A combined manual of goldsmithing and sculpture lays out practical, workshop-focused instructions and recipes for metalworking processes, including niello, filigree, enamelling, gem setting, diamond cutting and tinting, gilding, etching, medal making, various casting methods for vessels and large bronze figures, and furnace construction. Chapters present step-by-step procedures, material preparations, tool use, and formulas for chemical treatments and colours. Technical anecdotes and illustrative examples appear throughout, conveying common workshop problems and their solutions in an informal, spoken-register voice. The work functions as both a craftsman's handbook and a record of traditional techniques and workshop practice.

CHAPTER XXX. HOW TO MAKE THE WAX FOR GILDING.
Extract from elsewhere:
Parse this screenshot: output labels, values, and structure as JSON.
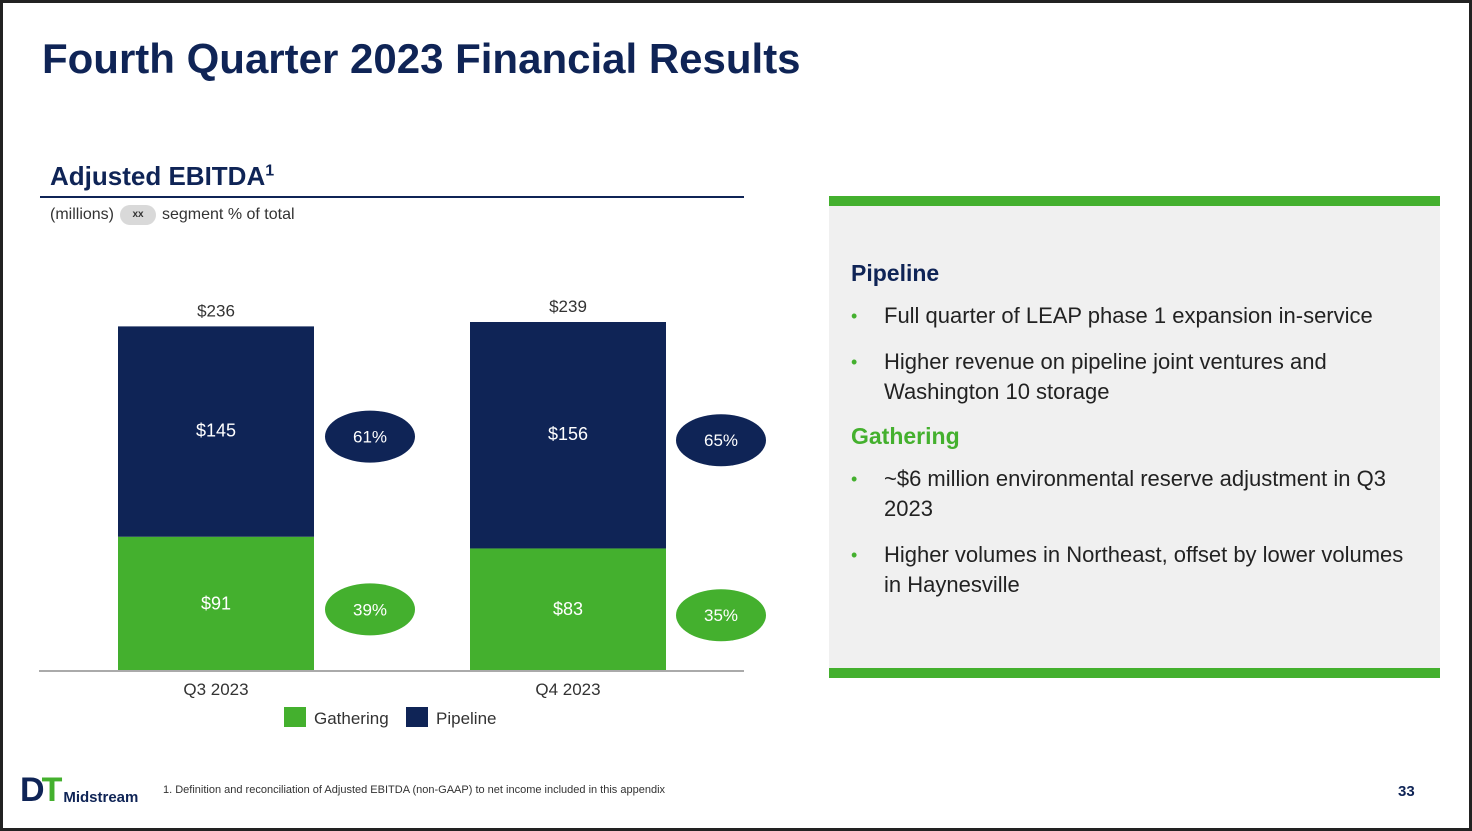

Take five ounces of new wax, half an ounce of red chalk (that is to say, red stone chalk for drawing[184]), half an ounce of Roman vitriol,[185] three pennyweights[186] of feretto di spagna,[187] that is of the weight of a ducat, or one-eighth of an ounce, or it may be a bit less, half an ounce of verdigris, & three pennyweights of borax. Mix all these things together and melt them with the wax, & apply them as above described. After this, when the wax is cleaned off, you can give it the colouring that follows hereunder.

FOOTNOTES:

[184] Lapis rosso da disegnare; French, ‘sanguine.’

[185] Vitriouolo romano: sulphate of iron.

[186] Denari.

[187] Possibly calcined sulphate of iron; French, ‘ferret.’